Q: What is the history of Rwanda's genocide? A

The Associated Press

Q: What is the history of Rwanda's genocide?

A: Hutus in the densely populated, desperately poor country overthrew a Tutsi monarchy three years before independence from Belgium in 1962 and took power. Ethnic tensions simmered and rebels, most of them ethnic Tutsis, invaded from their base in neighboring Uganda in 1990.

President Juvenal Habyarimana, a Hutu, had been negotiating peace with the rebels when his plane was shot down on April 6, 1994. Rwanda recognizes the next day as the start of the genocide unleashed by Hutu extremists on Tutsis and politically moderate Hutus.

The killings spread across the country and lasted 100 days, until a Tutsi, Paul Kagame, led his rebel army to victory and became president. Tutsis now dominate the nation's government and army.

Q: How have Rwandans and the international community sought justice for those held responsible for the genocide?

A: The Tanzania-based International Criminal Tribunal for Rwanda was set up by the U.N. in 1994 to try those responsible for the killings and had its first conviction in 1997.
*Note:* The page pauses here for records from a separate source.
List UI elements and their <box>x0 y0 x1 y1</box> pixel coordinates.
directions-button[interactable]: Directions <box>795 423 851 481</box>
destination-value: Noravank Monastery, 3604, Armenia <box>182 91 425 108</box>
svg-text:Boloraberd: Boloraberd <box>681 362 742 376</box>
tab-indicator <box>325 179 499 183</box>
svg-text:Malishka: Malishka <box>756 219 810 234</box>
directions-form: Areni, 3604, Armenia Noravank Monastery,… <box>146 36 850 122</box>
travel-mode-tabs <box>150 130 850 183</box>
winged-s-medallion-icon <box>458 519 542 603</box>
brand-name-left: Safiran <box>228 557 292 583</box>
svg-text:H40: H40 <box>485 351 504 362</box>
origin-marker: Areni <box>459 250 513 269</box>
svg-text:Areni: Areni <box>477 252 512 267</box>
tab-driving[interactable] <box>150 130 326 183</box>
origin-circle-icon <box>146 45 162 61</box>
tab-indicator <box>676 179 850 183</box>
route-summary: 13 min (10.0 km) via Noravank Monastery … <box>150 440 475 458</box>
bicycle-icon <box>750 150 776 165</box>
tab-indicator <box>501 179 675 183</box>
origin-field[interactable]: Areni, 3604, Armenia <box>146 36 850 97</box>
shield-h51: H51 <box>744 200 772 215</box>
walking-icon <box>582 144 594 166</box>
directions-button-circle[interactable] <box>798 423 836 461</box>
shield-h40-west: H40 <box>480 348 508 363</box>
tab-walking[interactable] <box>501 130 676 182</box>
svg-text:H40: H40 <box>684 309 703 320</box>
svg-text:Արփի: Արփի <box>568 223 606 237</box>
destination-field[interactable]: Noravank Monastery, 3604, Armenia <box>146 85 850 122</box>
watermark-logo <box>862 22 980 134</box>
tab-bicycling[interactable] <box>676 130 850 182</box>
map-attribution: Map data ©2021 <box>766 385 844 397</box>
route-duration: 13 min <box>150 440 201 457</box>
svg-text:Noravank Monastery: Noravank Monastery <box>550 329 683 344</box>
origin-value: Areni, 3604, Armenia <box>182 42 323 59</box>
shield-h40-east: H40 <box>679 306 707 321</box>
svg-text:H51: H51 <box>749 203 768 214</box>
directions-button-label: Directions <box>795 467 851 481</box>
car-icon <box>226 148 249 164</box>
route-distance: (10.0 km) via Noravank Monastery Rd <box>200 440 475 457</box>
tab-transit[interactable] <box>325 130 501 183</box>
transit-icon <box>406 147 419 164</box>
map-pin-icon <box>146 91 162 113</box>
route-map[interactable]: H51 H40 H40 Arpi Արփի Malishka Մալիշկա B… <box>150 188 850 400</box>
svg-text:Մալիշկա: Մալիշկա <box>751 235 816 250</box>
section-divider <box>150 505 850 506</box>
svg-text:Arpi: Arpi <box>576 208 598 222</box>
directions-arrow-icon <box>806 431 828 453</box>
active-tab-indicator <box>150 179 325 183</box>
The judicial system in Rwanda also is trying suspects. And in 2004, after a two-year test phase, Rwanda turned to community courts in a bid to speed up trials for the thousands of people accused of taking part in the government-orchestrated massacre. Under the community-court system, local people are elected and trained to serve on nine-judge panels. The maximum sentence is life in prison.

Q: What have been some of the wider consequences?

A: The flight of Rwanda's Hutu fighters over the border and into the Congolese forest has fed instability in Congo.

Rwanda first invaded Congo in 1996, attacking refugee camps that served as havens for ethnic Hutu officials and militias who orchestrated the genocide.

Congo's government ordered Rwandan troops to leave in 1998, but Rwanda invaded again days later, propping up a new Congolese rebel group at the start of Congo's 1998-2002 war, a conflict that drew in a half-dozen African nations.

A U.N. Security Council panel said earlier this month that Rwanda and Congo are fighting a proxy war, with Rwanda helping ethnic Tutsi rebels fight the Congolese government and Congo collaborating with ethnic Hutu rebels and other forces against Rwanda.